From 09.00 to 12.00 noon, people with diabetes and their families are invited to listen to a talk on diabetes by Dr David Segal and one on the diabetic foot by podiatrist Tracey Johnson. This will be followed by an opportunity to ask questions about diabetes and feet.
If you have diabetes or are family of someone with diabetes – this is for you – so be there!
Sponsored by Sanofi-Aventis; supported by Diabetes SA, I will be there with my colleague Tshidi Tsubane to answer questions too.
POORLY FITTING FOOTWEAR IS A MAJOR CAUSE OF FOOT ULCERATION
Heel pain as a result of [Traction Apophysitis->@case-histories] is usually debilitating. I wrote about this on 3 April, 11 February and 8 February. The progress report and full case history is now on the website under [Case Histories->]. Although this section is of greater interest to other health professionals, have a look at the X-ray pictures.
They were reported as normal – we could debate that – but what IS important is the improvement in the state of the bone after 3 months of care.
Foot Health Awareness is vital for people with diabetes.
PEOPLE WITH DIABETES ARE 25 TIMES MORE LIKELY TO LOSE A LEG THAN PEOPLE WITHOUT THE CONDITION
Today I want to issue a timely reminder to people with diabetes who want to wear ‘Crocs’.
Last Friday, I saw a patient who “lived in her ‘Crocs’.” That was until she got splinters which penetrated the soles and stuck into her big toe, as she was walking across the university campus. The splinters were removed by her GP and today she told me there was a small remaining piece that also had to be removed.
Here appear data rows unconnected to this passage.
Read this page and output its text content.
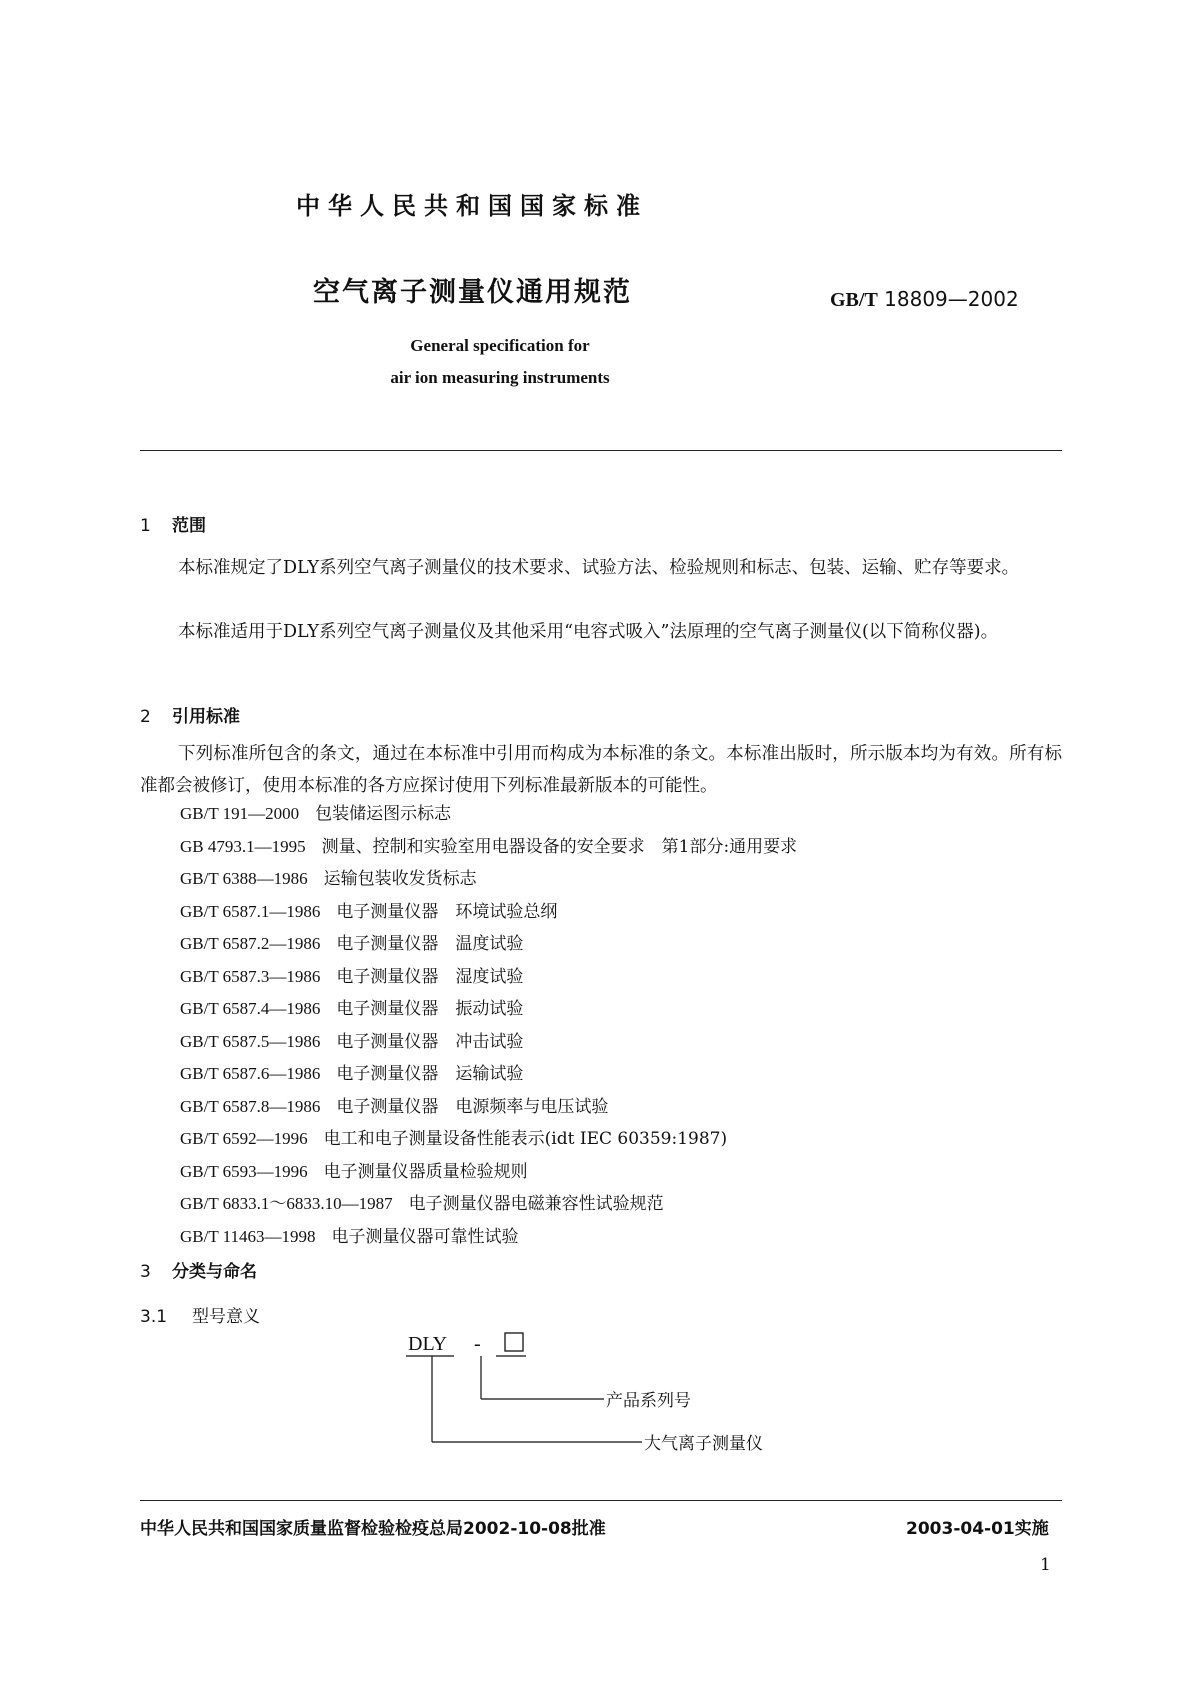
中华人民共和国国家标准
空气离子测量仪通用规范	GB/T 18809—2002
General specification for
air ion measuring instruments
1 范围
本标准规定了DLY系列空气离子测量仪的技术要求、试验方法、检验规则和标志、包装、运输、贮存等要求。
本标准适用于DLY系列空气离子测量仪及其他采用“电容式吸入”法原理的空气离子测量仪(以下简称仪器)。
2 引用标准
下列标准所包含的条文，通过在本标准中引用而构成为本标准的条文。本标准出版时，所示版本均为有效。所有标准都会被修订，使用本标准的各方应探讨使用下列标准最新版本的可能性。
GB/T 191—2000 包装储运图示标志
GB 4793.1—1995 测量、控制和实验室用电器设备的安全要求　第1部分:通用要求
GB/T 6388—1986 运输包装收发货标志
GB/T 6587.1—1986 电子测量仪器　环境试验总纲
GB/T 6587.2—1986 电子测量仪器　温度试验
GB/T 6587.3—1986 电子测量仪器　湿度试验
GB/T 6587.4—1986 电子测量仪器　振动试验
GB/T 6587.5—1986 电子测量仪器　冲击试验
GB/T 6587.6—1986 电子测量仪器　运输试验
GB/T 6587.8—1986 电子测量仪器　电源频率与电压试验
GB/T 6592—1996 电工和电子测量设备性能表示(idt IEC 60359:1987)
GB/T 6593—1996 电子测量仪器质量检验规则
GB/T 6833.1～6833.10—1987 电子测量仪器电磁兼容性试验规范
GB/T 11463—1998 电子测量仪器可靠性试验
3 分类与命名
3.1 型号意义
DLY -
产品系列号
大气离子测量仪
中华人民共和国国家质量监督检验检疫总局2002-10-08批准	2003-04-01实施
1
Fortunately, although she has neuropathy, the wounds are healing well.
Last Christmas, a family member (with no diabetes) also had a piece of metal go through the sole of his ‘Crocs’, whilst walking across the garden.
Previously, I have not taken a strong stand on this, but these two events have prompted me to express my opinion in the form of a WARNING.
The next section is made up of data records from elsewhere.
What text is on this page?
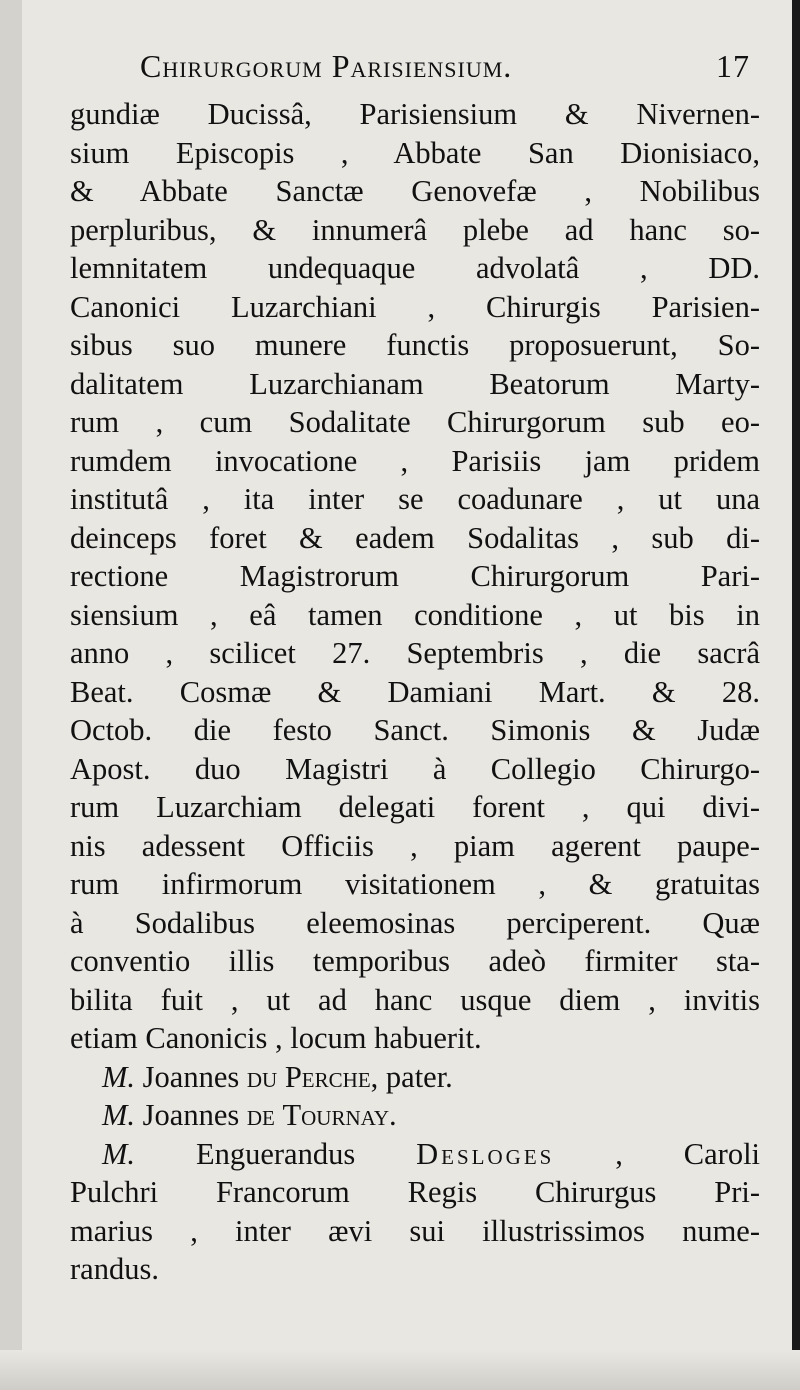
Chirurgorum Parisiensium.	17
gundiæ Ducissâ, Parisiensium & Nivernen-
sium Episcopis , Abbate San Dionisiaco,
& Abbate Sanctæ Genovefæ , Nobilibus
perpluribus, & innumerâ plebe ad hanc so-
lemnitatem undequaque advolatâ , DD.
Canonici Luzarchiani , Chirurgis Parisien-
sibus suo munere functis proposuerunt, So-
dalitatem Luzarchianam Beatorum Marty-
rum , cum Sodalitate Chirurgorum sub eo-
rumdem invocatione , Parisiis jam pridem
institutâ , ita inter se coadunare , ut una
deinceps foret & eadem Sodalitas , sub di-
rectione Magistrorum Chirurgorum Pari-
siensium , eâ tamen conditione , ut bis in
anno , scilicet 27. Septembris , die sacrâ
Beat. Cosmæ & Damiani Mart. & 28.
Octob. die festo Sanct. Simonis & Judæ
Apost. duo Magistri à Collegio Chirurgo-
rum Luzarchiam delegati forent , qui divi-
nis adessent Officiis , piam agerent paupe-
rum infirmorum visitationem , & gratuitas
à Sodalibus eleemosinas perciperent. Quæ
conventio illis temporibus adeò firmiter sta-
bilita fuit , ut ad hanc usque diem , invitis
etiam Canonicis , locum habuerit.
M. Joannes du Perche, pater.
M. Joannes de Tournay.
M. Enguerandus Desloges , Caroli
Pulchri Francorum Regis Chirurgus Pri-
marius , inter ævi sui illustrissimos nume-
randus.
If you have diabetes, think very carefully about wearing ‘Crocs’. If you have poor circulation or reduced nerve sensation; do not wear them outside the home.
EVERY 30 SECONDS A LOWER LIMB IS LOST TO DIABETES SOMEWHERE IN THE WORLD
Closed Kinetic Chain Exercise for Joint Rehabilitation was the title of a Rehabilitation Workshop that I was invited to yesterday. It took place at the University of the Witwatersrand Sports Science Institute and introduced me to Reboundology and a quite extraordinary piece of kit called Kangoo Jumps.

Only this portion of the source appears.